Hu Jintao:  Since the conclusion of the phased transfer of power between Jiang Zemin and Hu in September 2004, the president has adopted a somewhat more conservative posture than his predecessor on economic issues, while rejecting the sharp rollback of market reforms demanded by the CCP’s hard-line faction.  Hu has used an anti-corruption drive to dislodge Jiang’s loyalists in the so-called “Shanghai faction” from key positions, and has further bolstered his position through personnel changes carried out at the CCP congress in 2007.

Wen Jiabao:  Wen is the third-ranking member of the Politburo Standing Committee (PSC) elected in November 2002, and succeeded his mentor, Zhu Rongji, as prime minister in March 2003.  Like the president, Wen received his political education in China’s vast interior as a provincial official, making him an ideal partner to help Hu advance his populist agenda.
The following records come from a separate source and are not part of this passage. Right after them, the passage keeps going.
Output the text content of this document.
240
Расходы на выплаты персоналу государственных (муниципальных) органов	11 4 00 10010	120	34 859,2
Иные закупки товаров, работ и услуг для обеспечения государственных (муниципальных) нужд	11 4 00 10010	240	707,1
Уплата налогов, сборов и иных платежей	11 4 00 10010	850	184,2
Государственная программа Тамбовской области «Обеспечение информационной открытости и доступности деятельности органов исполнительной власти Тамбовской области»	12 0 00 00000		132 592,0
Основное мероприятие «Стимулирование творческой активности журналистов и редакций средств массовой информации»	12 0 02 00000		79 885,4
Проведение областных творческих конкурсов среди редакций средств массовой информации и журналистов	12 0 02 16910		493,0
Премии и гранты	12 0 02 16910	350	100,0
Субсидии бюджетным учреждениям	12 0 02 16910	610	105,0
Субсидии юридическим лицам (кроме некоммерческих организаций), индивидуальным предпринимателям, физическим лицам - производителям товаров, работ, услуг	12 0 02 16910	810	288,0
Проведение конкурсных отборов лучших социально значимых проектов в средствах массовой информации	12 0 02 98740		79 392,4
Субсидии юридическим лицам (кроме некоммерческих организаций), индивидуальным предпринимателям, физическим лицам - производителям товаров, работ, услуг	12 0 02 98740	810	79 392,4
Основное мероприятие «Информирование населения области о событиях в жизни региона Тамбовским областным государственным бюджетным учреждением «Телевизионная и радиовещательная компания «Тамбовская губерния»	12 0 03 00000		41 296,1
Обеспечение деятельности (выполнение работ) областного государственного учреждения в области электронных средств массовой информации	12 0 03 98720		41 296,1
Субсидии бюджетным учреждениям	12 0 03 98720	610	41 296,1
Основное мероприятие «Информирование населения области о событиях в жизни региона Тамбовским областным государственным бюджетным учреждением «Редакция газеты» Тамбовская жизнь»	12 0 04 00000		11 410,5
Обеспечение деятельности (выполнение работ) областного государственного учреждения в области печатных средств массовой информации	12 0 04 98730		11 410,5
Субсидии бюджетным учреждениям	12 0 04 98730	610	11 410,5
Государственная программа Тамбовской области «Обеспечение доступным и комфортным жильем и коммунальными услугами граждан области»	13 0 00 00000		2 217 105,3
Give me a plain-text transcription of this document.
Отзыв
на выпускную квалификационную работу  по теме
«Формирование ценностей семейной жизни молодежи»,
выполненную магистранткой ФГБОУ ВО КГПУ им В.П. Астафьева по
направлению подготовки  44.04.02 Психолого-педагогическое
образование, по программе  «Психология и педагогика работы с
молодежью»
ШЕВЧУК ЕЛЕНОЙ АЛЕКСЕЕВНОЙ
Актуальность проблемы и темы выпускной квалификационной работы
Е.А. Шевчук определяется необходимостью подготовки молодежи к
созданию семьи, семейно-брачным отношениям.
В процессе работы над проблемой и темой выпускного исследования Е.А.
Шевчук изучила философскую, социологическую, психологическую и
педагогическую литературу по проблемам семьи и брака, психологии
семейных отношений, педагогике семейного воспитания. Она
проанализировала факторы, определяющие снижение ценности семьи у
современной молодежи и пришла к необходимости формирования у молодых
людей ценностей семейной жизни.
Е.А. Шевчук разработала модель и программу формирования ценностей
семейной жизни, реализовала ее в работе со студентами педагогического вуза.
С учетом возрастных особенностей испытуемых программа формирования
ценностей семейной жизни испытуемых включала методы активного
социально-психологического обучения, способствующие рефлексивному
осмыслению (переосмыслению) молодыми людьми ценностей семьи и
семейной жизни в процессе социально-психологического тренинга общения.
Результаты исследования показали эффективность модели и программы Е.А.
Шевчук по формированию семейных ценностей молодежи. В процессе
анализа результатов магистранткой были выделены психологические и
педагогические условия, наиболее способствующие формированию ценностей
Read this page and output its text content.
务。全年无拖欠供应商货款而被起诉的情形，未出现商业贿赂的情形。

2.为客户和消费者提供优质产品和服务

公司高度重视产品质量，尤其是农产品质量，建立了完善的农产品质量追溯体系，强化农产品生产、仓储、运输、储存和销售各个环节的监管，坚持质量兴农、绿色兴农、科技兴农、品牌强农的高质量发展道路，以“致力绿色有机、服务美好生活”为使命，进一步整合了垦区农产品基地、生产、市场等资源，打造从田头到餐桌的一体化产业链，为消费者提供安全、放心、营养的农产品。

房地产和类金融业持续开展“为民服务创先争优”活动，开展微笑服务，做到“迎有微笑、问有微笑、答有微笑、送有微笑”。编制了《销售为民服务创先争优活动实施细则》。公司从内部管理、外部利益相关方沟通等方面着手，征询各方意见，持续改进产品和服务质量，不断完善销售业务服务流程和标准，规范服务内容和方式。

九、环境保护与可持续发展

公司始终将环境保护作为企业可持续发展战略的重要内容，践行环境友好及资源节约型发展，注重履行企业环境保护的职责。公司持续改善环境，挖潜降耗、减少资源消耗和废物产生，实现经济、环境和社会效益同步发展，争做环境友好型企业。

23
Xi Jinping:  The former party secretary for Shanghai replaced Zeng Qinghong as vice president in March 2008, and is the front-runner to succeed Hu as president when his term ends in 2013.  Xi is the son of a former vice prime minister who has spent much of his life in China’s coastal urban centers, and as such tends to place highest priority on China’s international standing and the further liberalization of the economy.

Li Keqiang:  The former party secretary for Liaoning, Li was elevated to the post of vice premier in the State Council in March 2008.  A product of the rural west and a man of humble origins, Li places highest priority on boosting the living standards of a rural population that has not enjoyed the benefits of the market reforms implemented since the 1980s.  As a potential contender to succeed President Hu, Li is expected to compete with Vice President Xi within the CCP hierarchy, a prospect that could complicate the transfer of power when Hu steps down in 2013.

Conservatives:  While willing to tolerate a freer market, this element of the party seeks a more activist economic role for the state and opposes rapid or far-reaching privatization. The influence of the conservatives has been diluted by Jiang’s success in solidifying the control of pragmatist allies over the main institutions of power within the party and the government, but this check has been weakened under Hu, whose own inclinations are more sympathetic to the position of the hard-liners that was the case with Jiang.